Discussion in 'General Knife Discussion' started by Sean Price, Feb 4, 2019.

  1. Sean Price

    Sean Price Basic Member Basic Member

    Jun 7, 2012
    Greetings ALL,

    To cut to the chase, I've had this joint for 13 years now, and it even saved my life during an attempted mugging/beatdown and thats not the only time it saved me.. Anyways its comfort and sentimental value here along with protection and survival.

    Last week during that Polar Vortex business that crippled us in the midwest I apparently lost it somewhere in about 18 inches of the powder white in Negative 35 weather. Figured it was a goner..Today its 44 degrees and powder has turned to slush and I of course after having giving up all hope miraculously found it.

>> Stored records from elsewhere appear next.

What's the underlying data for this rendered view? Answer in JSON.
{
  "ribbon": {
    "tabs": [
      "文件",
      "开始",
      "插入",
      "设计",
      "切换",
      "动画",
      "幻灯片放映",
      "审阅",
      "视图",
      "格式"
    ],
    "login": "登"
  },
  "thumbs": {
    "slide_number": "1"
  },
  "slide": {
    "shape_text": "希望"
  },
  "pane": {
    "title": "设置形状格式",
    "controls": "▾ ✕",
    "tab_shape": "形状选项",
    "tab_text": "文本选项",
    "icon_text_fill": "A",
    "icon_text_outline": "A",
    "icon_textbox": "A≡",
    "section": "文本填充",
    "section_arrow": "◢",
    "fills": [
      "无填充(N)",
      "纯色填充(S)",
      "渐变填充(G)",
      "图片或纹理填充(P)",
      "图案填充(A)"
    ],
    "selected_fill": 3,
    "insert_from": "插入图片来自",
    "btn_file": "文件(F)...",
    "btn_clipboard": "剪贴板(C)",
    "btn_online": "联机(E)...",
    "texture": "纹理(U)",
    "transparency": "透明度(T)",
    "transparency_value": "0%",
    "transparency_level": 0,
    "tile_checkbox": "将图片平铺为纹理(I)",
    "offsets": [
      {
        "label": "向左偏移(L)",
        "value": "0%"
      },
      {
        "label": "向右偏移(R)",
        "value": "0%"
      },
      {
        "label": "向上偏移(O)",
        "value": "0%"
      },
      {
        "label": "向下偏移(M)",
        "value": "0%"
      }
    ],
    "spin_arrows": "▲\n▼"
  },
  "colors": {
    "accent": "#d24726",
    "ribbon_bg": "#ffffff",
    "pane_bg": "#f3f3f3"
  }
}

    Knife: Smith & Wesson Extreme Ops
    Markings: CKG104B Hammer forged Surgical and on other side, Titanium 440 Steel

    A few questions after I wiped it down and used Canned air to dry it off.

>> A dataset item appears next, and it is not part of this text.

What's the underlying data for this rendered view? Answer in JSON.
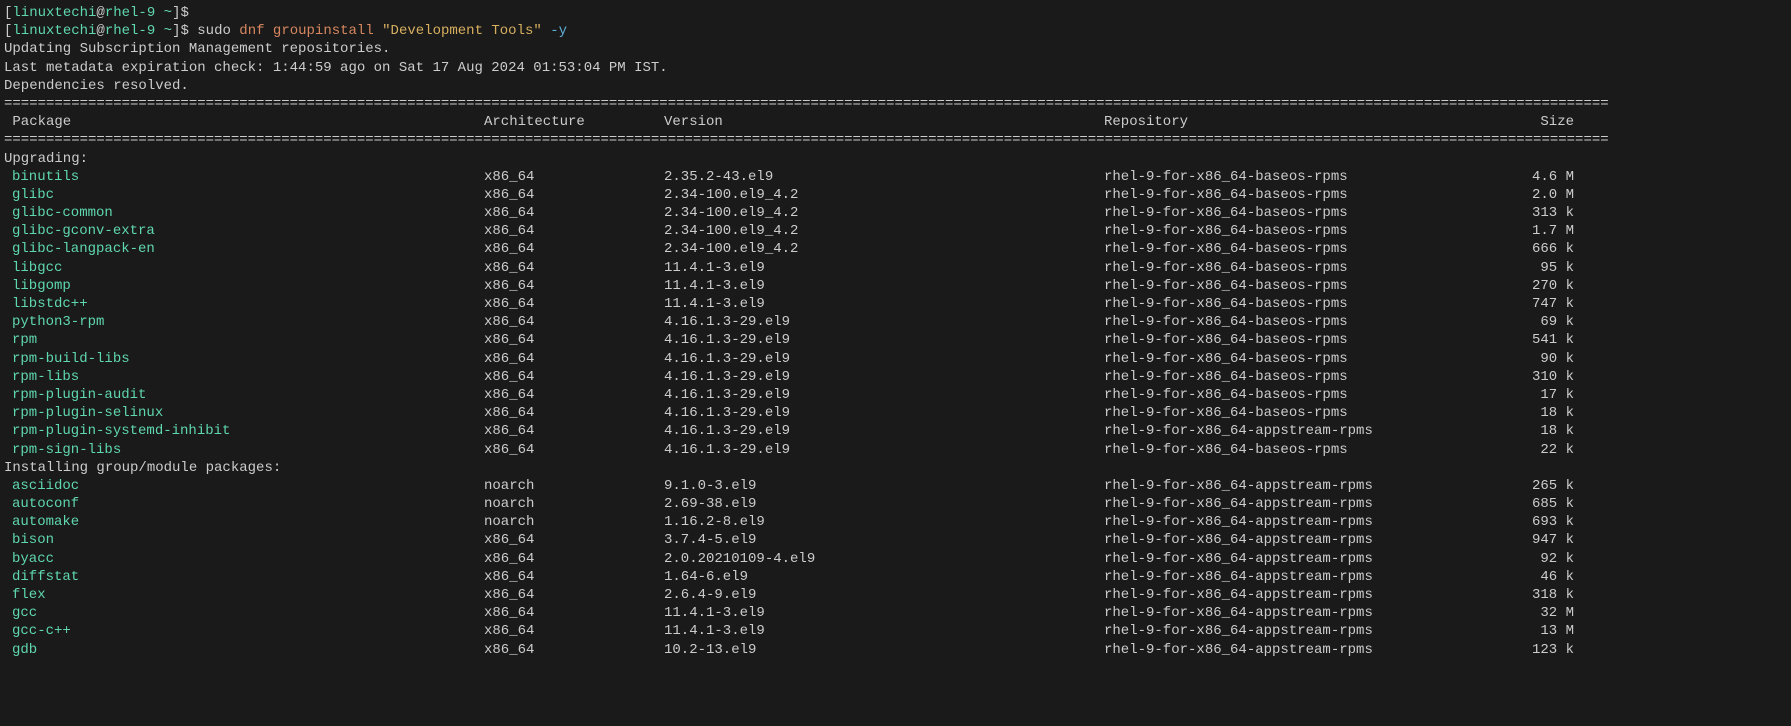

    Images: https://imgur.com/a/05MV1rz

    1. What can I do about the few rust spots forming on the blade and rest of the knife?

    2. The belt clip now only has 2/3 screws on it, how to replace em? They look propriatary.. some kind of star head like business on it?

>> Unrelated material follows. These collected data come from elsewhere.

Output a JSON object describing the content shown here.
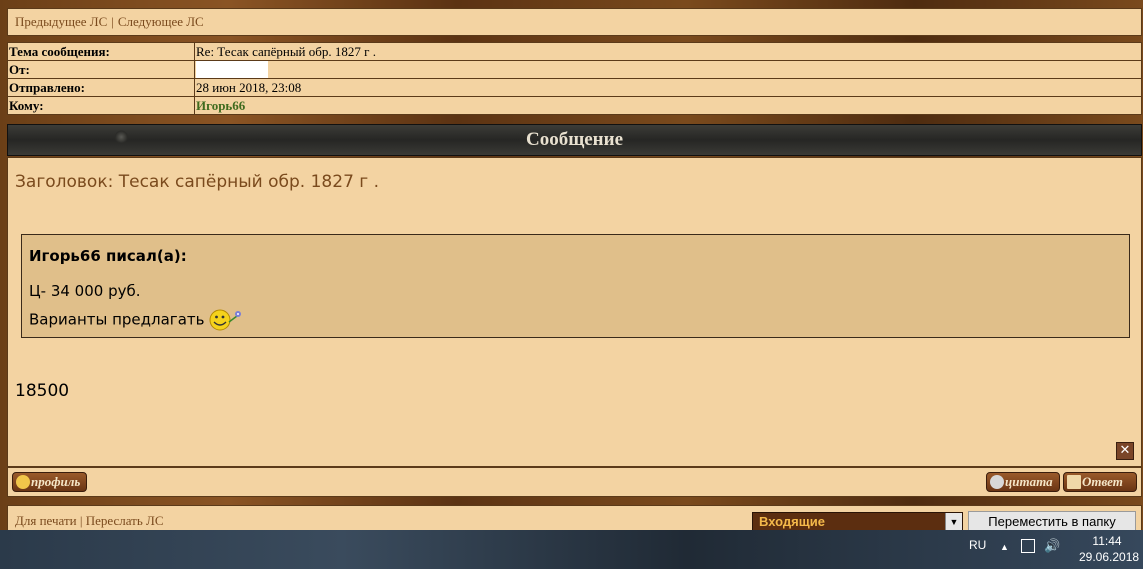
{
  "nav": {
    "prev": "Предыдущее ЛС",
    "separator": "|",
    "next": "Следующее ЛС"
  },
  "header": {
    "subject_label": "Тема сообщения:",
    "subject_value": "Re: Тесак сапёрный обр. 1827 г .",
    "from_label": "От:",
    "sent_label": "Отправлено:",
    "sent_value": "28 июн 2018, 23:08",
    "to_label": "Кому:",
    "to_value": "Игорь66"
  },
  "message": {
    "bar_title": "Сообщение",
    "subject_line": "Заголовок: Тесак сапёрный обр. 1827 г .",
    "quote": {
      "author": "Игорь66 писал(а):",
      "line1": "Ц- 34 000 руб.",
      "line2": "Варианты предлагать",
      "smiley_icon": "smiley-flower-icon"
    },
    "reply_text": "18500"
  },
  "buttons": {
    "profile": "профиль",
    "quote": "цитата",
    "reply": "Ответ",
    "close": "✕"
  },
  "footer": {
    "print": "Для печати",
    "separator": "|",
    "forward": "Переслать ЛС",
    "folder_selected": "Входящие",
    "move_button": "Переместить в папку"
  },
  "taskbar": {
    "lang": "RU",
    "time": "11:44",
    "date": "29.06.2018"
  },
  "colors": {
    "panel": "#f3d3a2",
    "text_brown": "#7a4a1d",
    "recipient": "#3f6b1e"
  }
}
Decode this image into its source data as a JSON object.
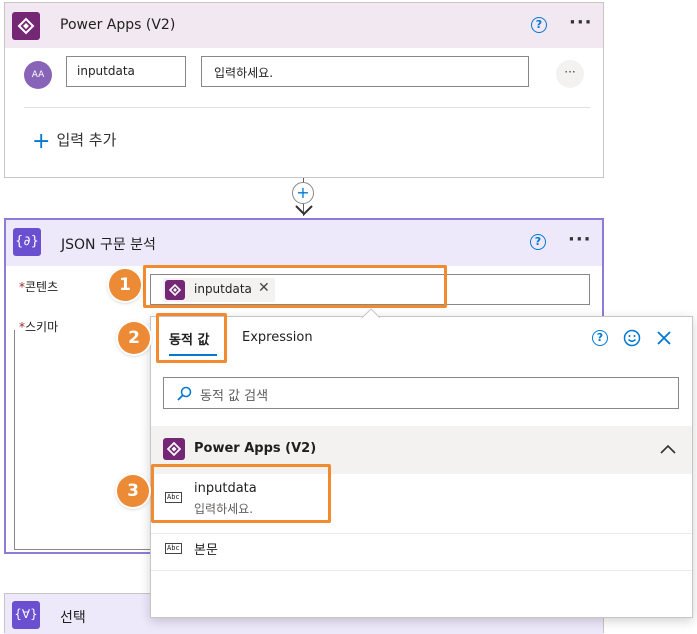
{
  "powerapps_card": {
    "title": "Power Apps (V2)",
    "input_name": "inputdata",
    "input_placeholder": "입력하세요.",
    "avatar_text": "AA",
    "add_input_label": "입력 추가"
  },
  "json_card": {
    "title": "JSON 구문 분석",
    "content_label": "콘텐츠",
    "schema_label": "스키마",
    "required_mark": "*",
    "token_label": "inputdata"
  },
  "dynamic_panel": {
    "tab_dynamic": "동적 값",
    "tab_expression": "Expression",
    "search_placeholder": "동적 값 검색",
    "section_title": "Power Apps (V2)",
    "items": [
      {
        "name": "inputdata",
        "desc": "입력하세요.",
        "icon": "Abc"
      },
      {
        "name": "본문",
        "desc": "",
        "icon": "Abc"
      }
    ]
  },
  "select_card": {
    "title": "선택"
  },
  "callouts": [
    "1",
    "2",
    "3"
  ],
  "colors": {
    "powerapps_header": "#f1e8f1",
    "json_header": "#ede9fb",
    "accent": "#0078d4",
    "purple": "#742774",
    "json_icon": "#6b4fd1",
    "orange": "#f28a30"
  }
}
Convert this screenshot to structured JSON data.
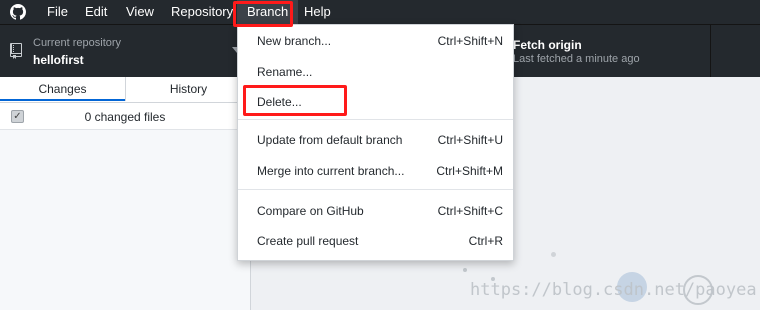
{
  "menubar": {
    "items": [
      {
        "label": "File"
      },
      {
        "label": "Edit"
      },
      {
        "label": "View"
      },
      {
        "label": "Repository"
      },
      {
        "label": "Branch"
      },
      {
        "label": "Help"
      }
    ]
  },
  "toolbar": {
    "repo_caption": "Current repository",
    "repo_name": "hellofirst",
    "fetch_title": "Fetch origin",
    "fetch_subtitle": "Last fetched a minute ago"
  },
  "sidebar": {
    "tabs": [
      {
        "label": "Changes"
      },
      {
        "label": "History"
      }
    ],
    "changed_files": "0 changed files"
  },
  "branch_menu": {
    "items": [
      {
        "label": "New branch...",
        "shortcut": "Ctrl+Shift+N"
      },
      {
        "label": "Rename...",
        "shortcut": ""
      },
      {
        "label": "Delete...",
        "shortcut": ""
      },
      {
        "label": "Update from default branch",
        "shortcut": "Ctrl+Shift+U"
      },
      {
        "label": "Merge into current branch...",
        "shortcut": "Ctrl+Shift+M"
      },
      {
        "label": "Compare on GitHub",
        "shortcut": "Ctrl+Shift+C"
      },
      {
        "label": "Create pull request",
        "shortcut": "Ctrl+R"
      }
    ]
  },
  "watermark": "https://blog.csdn.net/paoyea",
  "colors": {
    "menubar_bg": "#24292e",
    "annotation": "#ff1a1a",
    "tab_accent": "#0366d6"
  }
}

    3. This episode has me thinking, in the 13 years i've had it, I've not done a single thing to maintain it.. Its my EVERYDAY carry so what maintenance should I be doing on this?

    4. Based on what this knife is and more importantly its size, what similar knives would yall recommend to compliment it(never replace)?

    thanks in advance!

  2. MittenStateMashers

    MittenStateMashers Basic Member Basic Member

    Dec 12, 2018
    Oil it, use it.
  3. BladeScout

    BladeScout Basic Member Basic Member

    May 16, 2010
    For rust spots, you could use BreakFree and a bit of work with a small brass pad. Works for me.
    BreakFree works for lubrication as well.

    Anternatives to your knife are legion. Maybe narrow it down a bit; what do you plan to use the knife for?

    A good alrounder could be for example the Spyderco PM2.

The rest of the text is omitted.